Super Speed – the Flash, Quicksilver
Who hasn’t wanted to whizz to the shops, grab all your groceries, and rush back home in the time it takes the kettle to boil? To dodge the rain, read a book cover-to-cover the minute before the book report is due, and catch that fly that’s been bugging you for days? Super speed could be the answer to all your problems.
Except that it creates more than it solves. When the plane accelerates down the runway and presses you back in your seat? That’s G-force. Too high a G-force, and your body starts to break. Star Trek has magical ‘inertial dampers’ to prevent the crew of the Enterprise being a red spot on the back wall every time they manoeuvre, but a person with super speed doesn’t have that. Going from a standing start to a thousand miles a second would squish your brain against the back of your skull – if, that is, your skull hadn’t already snapped off your neck.
Another problem is heat. Travelling at super speed causes super friction with the air. Worse would be the heat generated by the compression wave you create in front of you, like a spacecraft entering the atmosphere. Super speed? You’d burn to a crisp.

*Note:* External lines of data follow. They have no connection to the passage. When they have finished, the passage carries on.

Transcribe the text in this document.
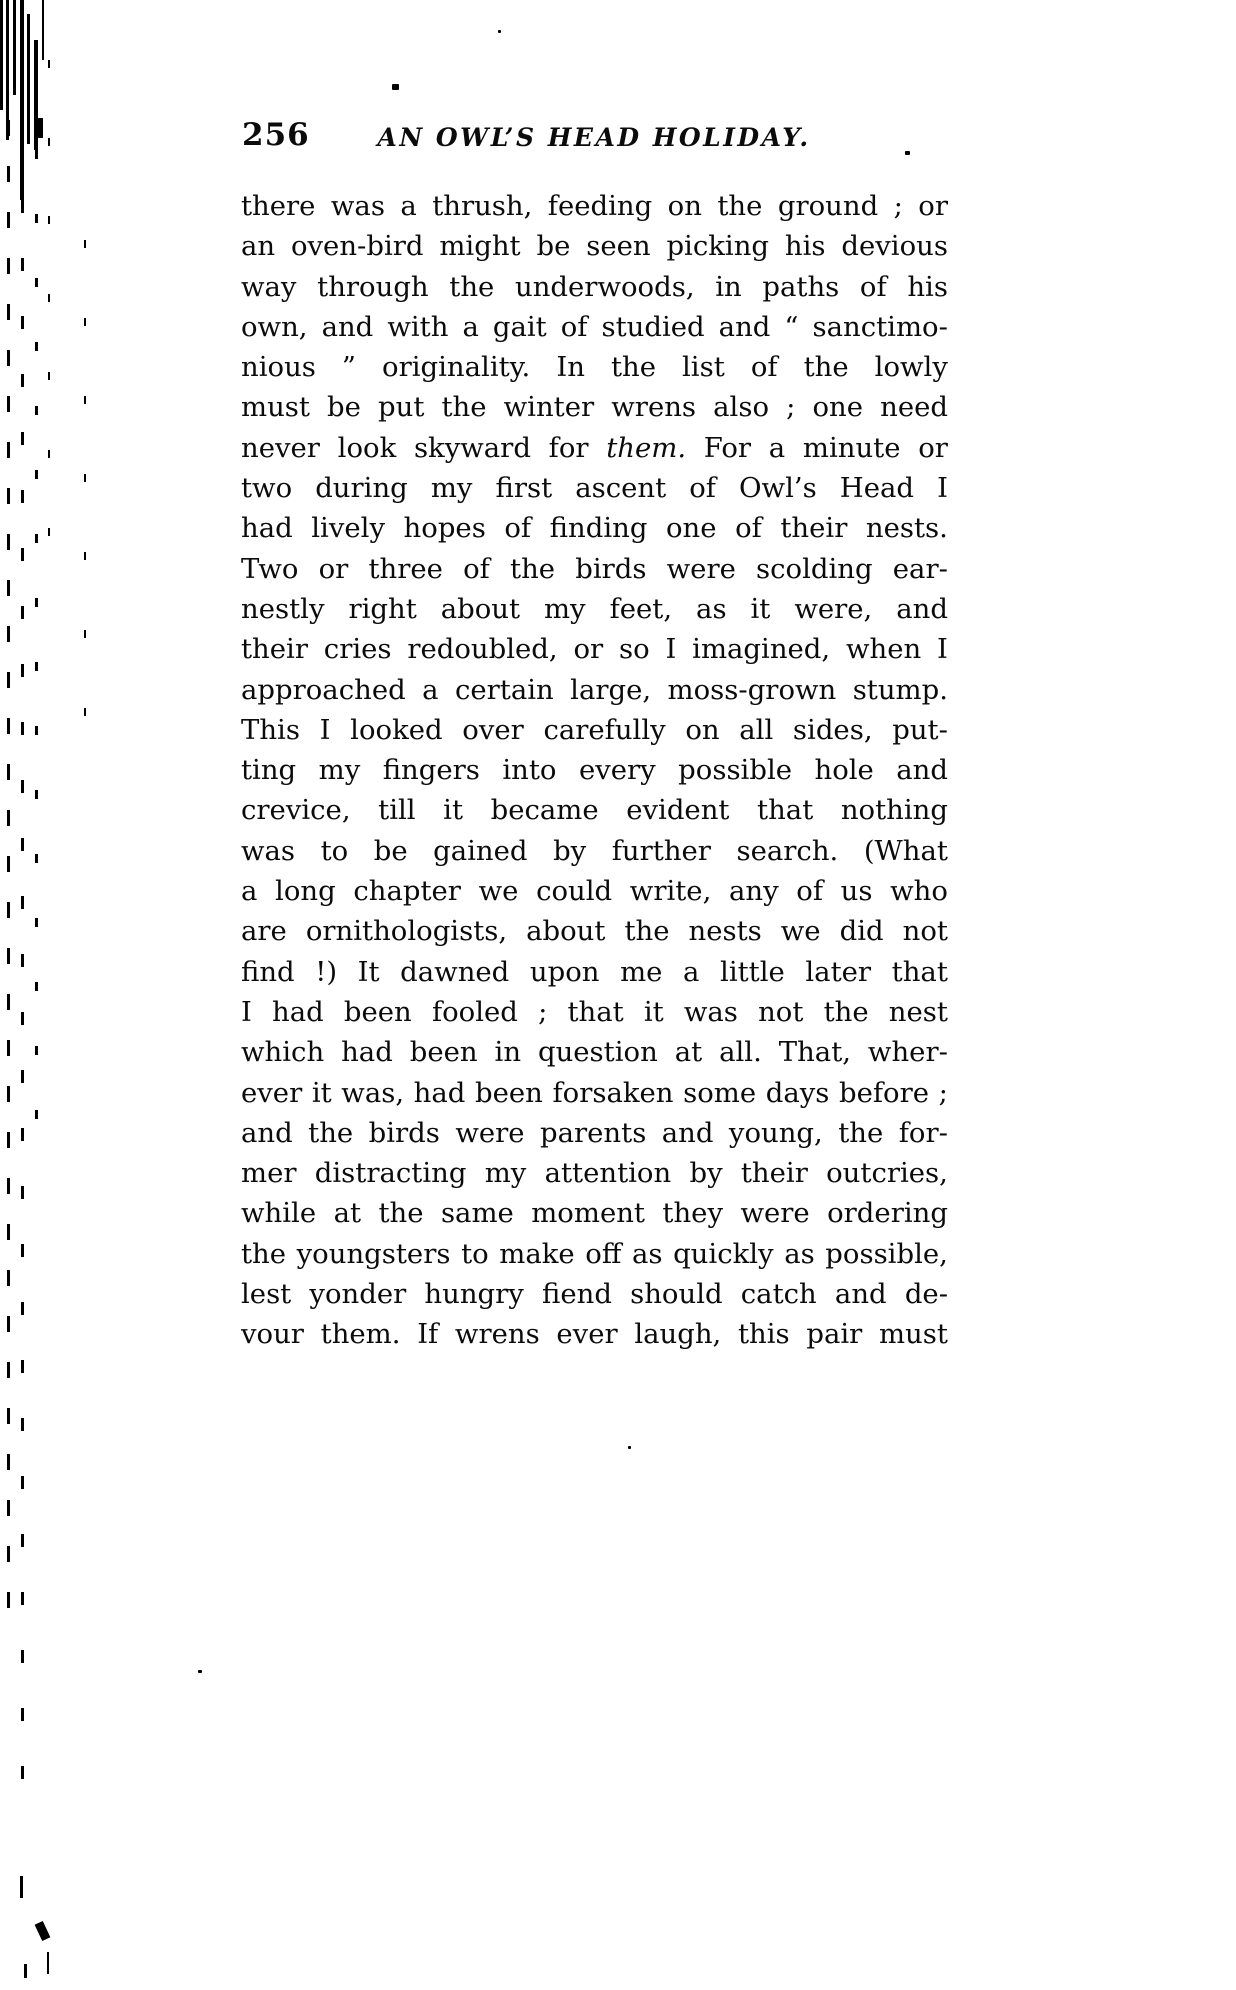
256	AN OWL’S HEAD HOLIDAY.
there was a thrush, feeding on the ground ; or
an oven-bird might be seen picking his devious
way through the underwoods, in paths of his
own, and with a gait of studied and “ sanctimo-
nious ” originality. In the list of the lowly
must be put the winter wrens also ; one need
never look skyward for them. For a minute or
two during my first ascent of Owl’s Head I
had lively hopes of finding one of their nests.
Two or three of the birds were scolding ear-
nestly right about my feet, as it were, and
their cries redoubled, or so I imagined, when I
approached a certain large, moss-grown stump.
This I looked over carefully on all sides, put-
ting my fingers into every possible hole and
crevice, till it became evident that nothing
was to be gained by further search. (What
a long chapter we could write, any of us who
are ornithologists, about the nests we did not
find !) It dawned upon me a little later that
I had been fooled ; that it was not the nest
which had been in question at all. That, wher-
ever it was, had been forsaken some days before ;
and the birds were parents and young, the for-
mer distracting my attention by their outcries,
while at the same moment they were ordering
the youngsters to make off as quickly as possible,
lest yonder hungry fiend should catch and de-
vour them. If wrens ever laugh, this pair must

Also, just because you’re super fast doesn’t mean you’re super strong or super fit. Who the hell wants to run all the way to the shop and carry their own shopping home? In any case, get used to that trip, because you’ll have to eat non-stop to make up all the calories you burn.

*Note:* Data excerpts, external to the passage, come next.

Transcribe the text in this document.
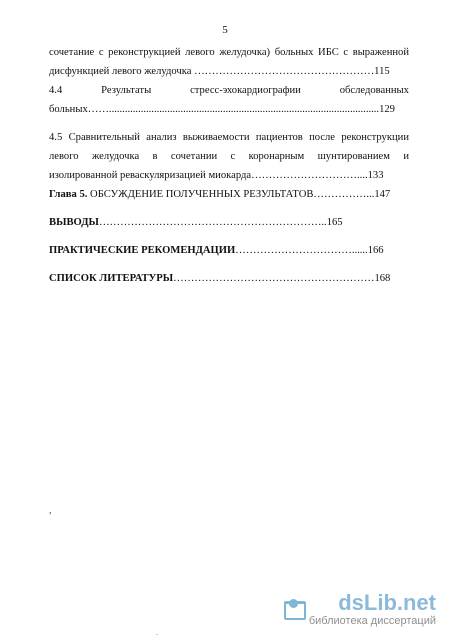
5

сочетание с реконструкцией левого желудочка) больных ИБС с выраженной

дисфункцией левого желудочка ……………………………………………115

4.4	Результаты	стресс-эхокардиографии	обследованных

больных……......................................................................................................129

4.5 Сравнительный анализ выживаемости пациентов после реконструкции

левого желудочка в сочетании с коронарным шунтированием и

изолированной реваскуляризацией миокарда…………………………....133

Глава 5. ОБСУЖДЕНИЕ ПОЛУЧЕННЫХ РЕЗУЛЬТАТОВ……………...147
ВЫВОДЫ………………………………………………………..165
ПРАКТИЧЕСКИЕ РЕКОМЕНДАЦИИ……………………………......166
СПИСОК ЛИТЕРАТУРЫ…………………………………………………168
,
.
dsLib.net
библиотека диссертаций
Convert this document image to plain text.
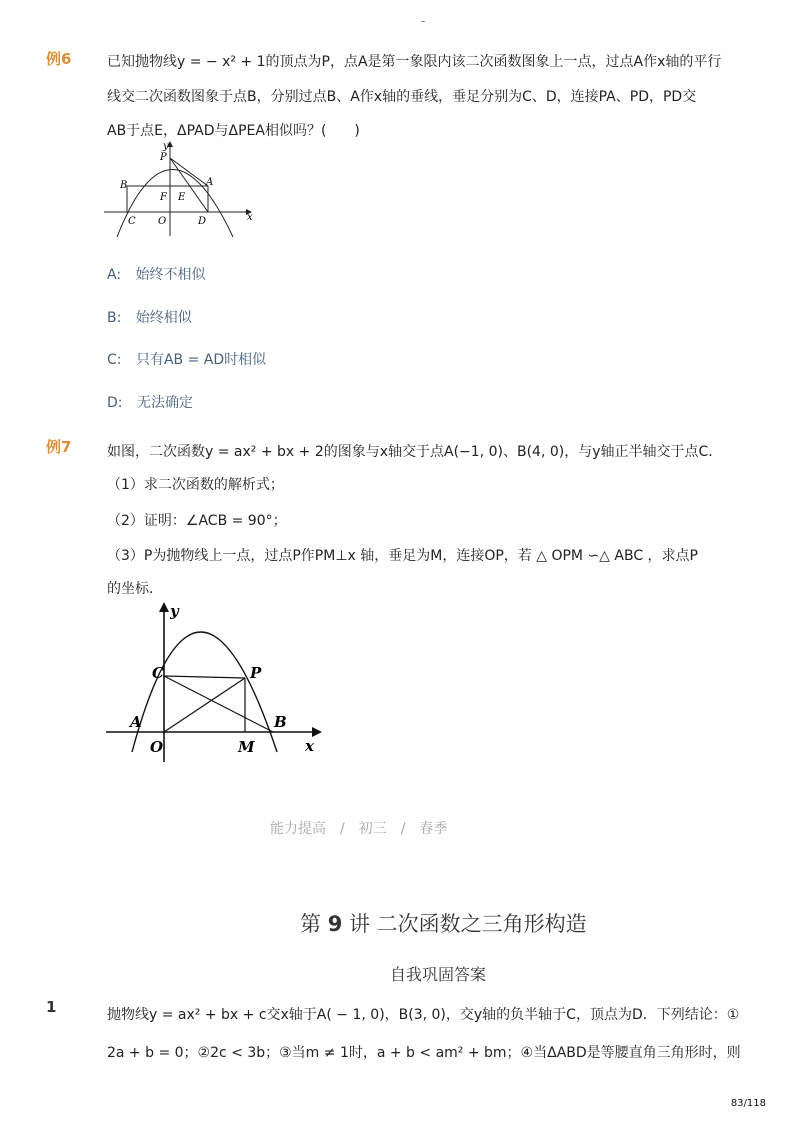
-
例6	已知抛物线y = − x² + 1的顶点为P，点A是第一象限内该二次函数图象上一点，过点A作x轴的平行
线交二次函数图象于点B，分别过点B、A作x轴的垂线，垂足分别为C、D，连接PA、PD，PD交
AB于点E，ΔPAD与ΔPEA相似吗？(　　)
y
x
P
B	A
F E
C O	D
A: 始终不相似
B: 始终相似
C: 只有AB = AD时相似
D: 无法确定
例7	如图，二次函数y = ax² + bx + 2的图象与x轴交于点A(−1, 0)、B(4, 0)，与y轴正半轴交于点C．
（1）求二次函数的解析式；
（2）证明：∠ACB = 90°；
（3）P为抛物线上一点，过点P作PM⊥x 轴，垂足为M，连接OP，若 △ OPM ∽△ ABC ，求点P
的坐标．
y
x
C	P
A
O	M
B
能力提高　/　初三　/　春季
第 9 讲 二次函数之三角形构造
自我巩固答案
1	抛物线y = ax² + bx + c交x轴于A( − 1, 0)，B(3, 0)，交y轴的负半轴于C，顶点为D．下列结论：①
2a + b = 0；②2c < 3b；③当m ≠ 1时，a + b < am² + bm；④当ΔABD是等腰直角三角形时，则
83/118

But worst of all is the speed of perception. You couldn’t have super speed without the ability to perceive things at such speeds, and our awareness of time is directly related to our perceptions. Imagine how bored you’d get if every second felt like an hour, every hour like a day, every day a month. Imagine how hard it would be to watch a movie, listen to a song, have a conversation. After a couple of years, you’d be in a straitjacket.
Super Strength – Mr Incredible, the Hulk
Super strength is an awesome idea. Pick up a car. Swing a tank around by its gun. Unscrew every jar in the fridge. Seems like it’d be a real asset to have.

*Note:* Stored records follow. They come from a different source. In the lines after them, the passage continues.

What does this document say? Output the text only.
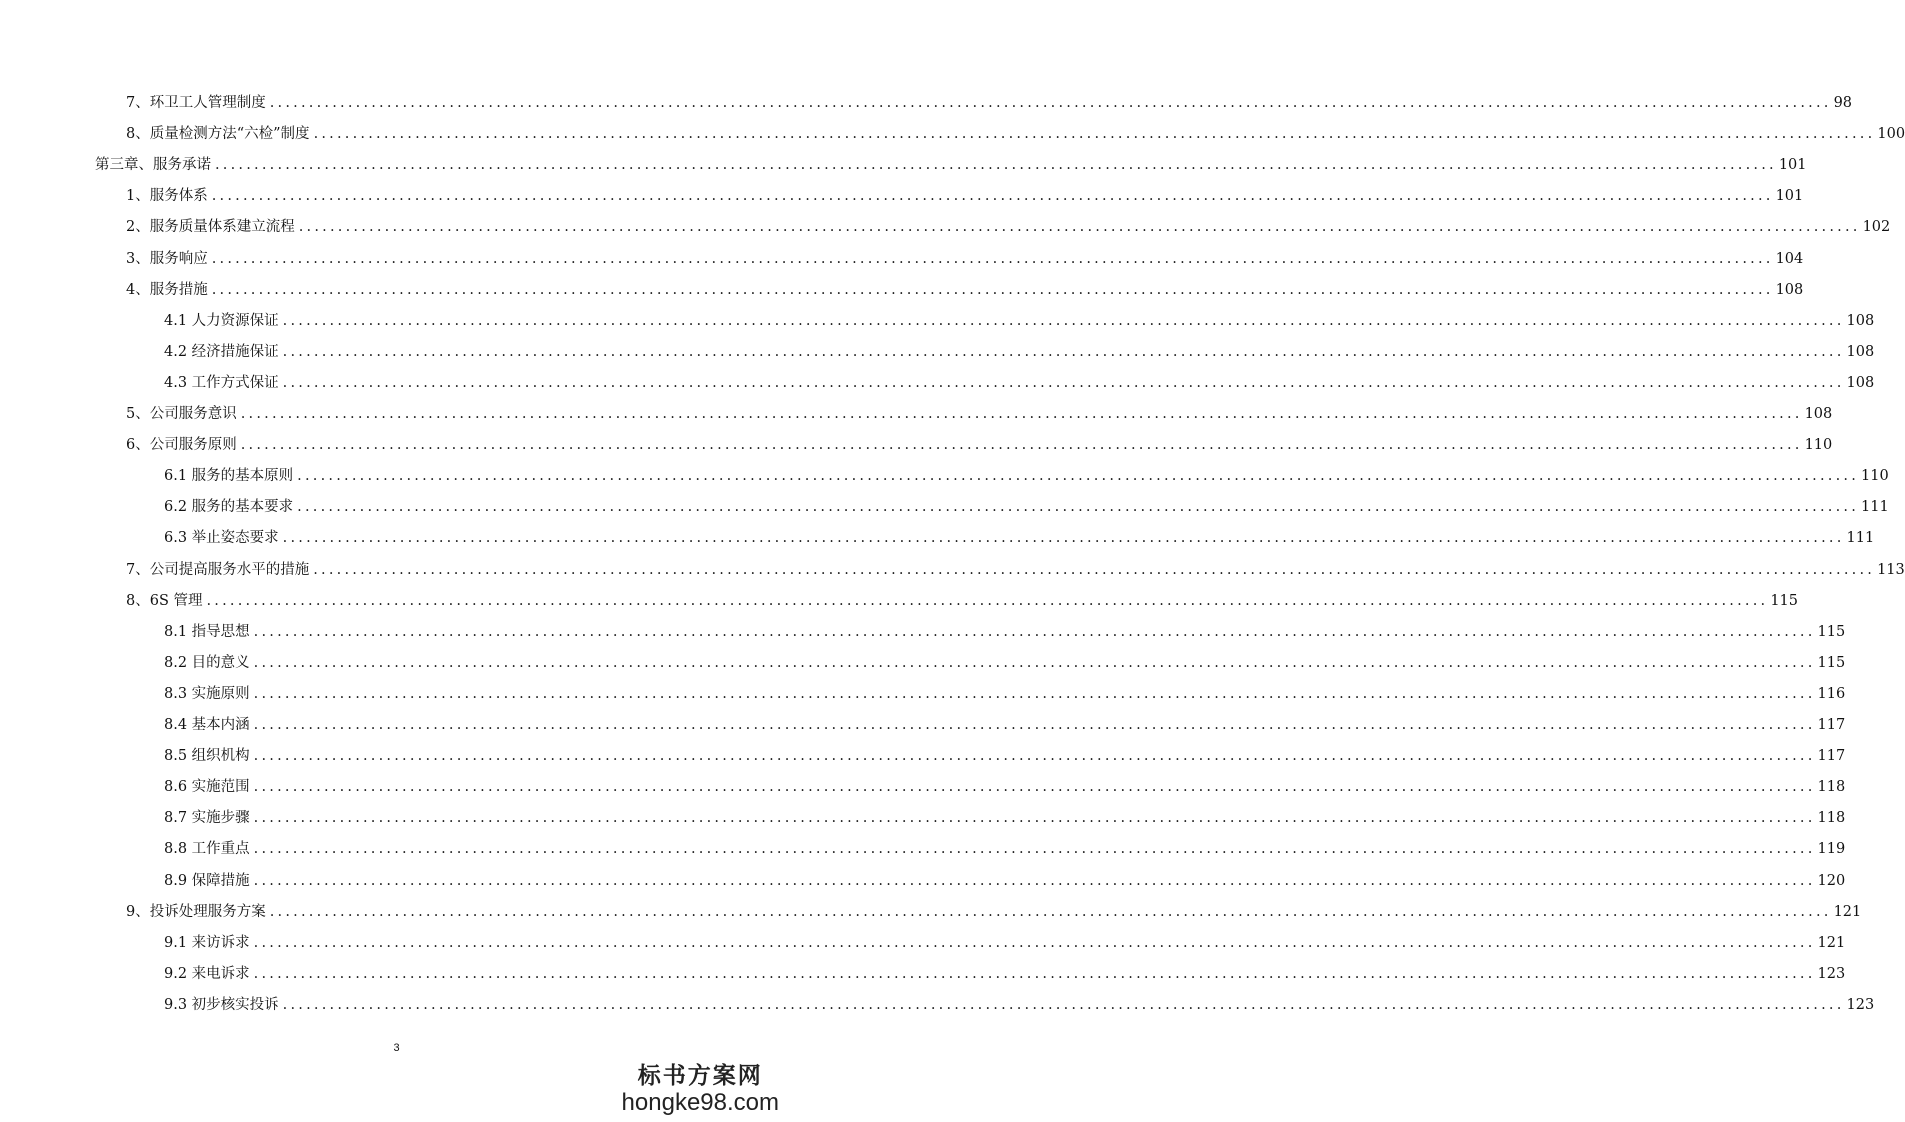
7、环卫工人管理制度 ........................................................................................................................................................................................................ 98
8、质量检测方法“六检”制度 ........................................................................................................................................................................................................ 100
第三章、服务承诺 ........................................................................................................................................................................................................ 101
1、服务体系 ........................................................................................................................................................................................................ 101
2、服务质量体系建立流程 ........................................................................................................................................................................................................ 102
3、服务响应 ........................................................................................................................................................................................................ 104
4、服务措施 ........................................................................................................................................................................................................ 108
4.1 人力资源保证 ........................................................................................................................................................................................................ 108
4.2 经济措施保证 ........................................................................................................................................................................................................ 108
4.3 工作方式保证 ........................................................................................................................................................................................................ 108
5、公司服务意识 ........................................................................................................................................................................................................ 108
6、公司服务原则 ........................................................................................................................................................................................................ 110
6.1 服务的基本原则 ........................................................................................................................................................................................................ 110
6.2 服务的基本要求 ........................................................................................................................................................................................................ 111
6.3 举止姿态要求 ........................................................................................................................................................................................................ 111
7、公司提高服务水平的措施 ........................................................................................................................................................................................................ 113
8、6S 管理 ........................................................................................................................................................................................................ 115
8.1 指导思想 ........................................................................................................................................................................................................ 115
8.2 目的意义 ........................................................................................................................................................................................................ 115
8.3 实施原则 ........................................................................................................................................................................................................ 116
8.4 基本内涵 ........................................................................................................................................................................................................ 117
8.5 组织机构 ........................................................................................................................................................................................................ 117
8.6 实施范围 ........................................................................................................................................................................................................ 118
8.7 实施步骤 ........................................................................................................................................................................................................ 118
8.8 工作重点 ........................................................................................................................................................................................................ 119
8.9 保障措施 ........................................................................................................................................................................................................ 120
9、投诉处理服务方案 ........................................................................................................................................................................................................ 121
9.1 来访诉求 ........................................................................................................................................................................................................ 121
9.2 来电诉求 ........................................................................................................................................................................................................ 123
9.3 初步核实投诉 ........................................................................................................................................................................................................ 123
3
标书方案网
hongke98.com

But, as Newton showed us with his Third Law of Motion, for every action there is an equal and opposite reaction. Punch someone hard enough to put them through a wall, you’ll probably throw yourself through the wall behind you – that is, if you don’t punch a hole clean through their chest, because if you apply that much force to a human body, I don’t fancy your chances of keeping red goo off your hands. So supposing you’re fighting a supervillain who can take such punishment and you punch them up into the sky? You’re likely to drive yourself down into the ground.
To balance these forces, you’d also need to be super heavy, or you’d be throwing yourself all over the place. So forget ever climbing the stairs again, or sitting in a comfortable chair, or lying in a bed that isn’t triple reinforced.
Then you have the same problem as being super small – exerting a massive force over a small area. If you tried to pick up a car or a tank – supposing it doesn’t bend, break and crush – several tons of pressure would be concentrated in an area the size of your hands; they’d puncture right through. And even if you could carry it, with your normal-sized feet it’d push you down into the ground again. To be useful, super strength would also require super size, which is a different kettle of fish altogether.
But the worst part of having super strength is that you’d break everything – everything designed for humans, at least. Even with my very modest human strength, dozens of times I’ve exerted more force than the capabilities of the material to withstand. Imagine being ten or even a hundred times stronger than the strongest human – you’d break practically everything you touched.
X-Ray Vision – Superman
This one’s pretty easy to dispel. X-rays are ionizing radiation, meaning they can penetrate cell walls and damage DNA. Every time you open your eyes, you’re giving people cancer, including yourself. Not the most heroic of superpowers, is it?
Flight – Superman
Which leaves flight. If you forget about gravity, thrust, drag and lift, flight is the most plausible superpower. If you forget about gravity, thrust, drag and lift.
I’d be great at parties, wouldn’t I?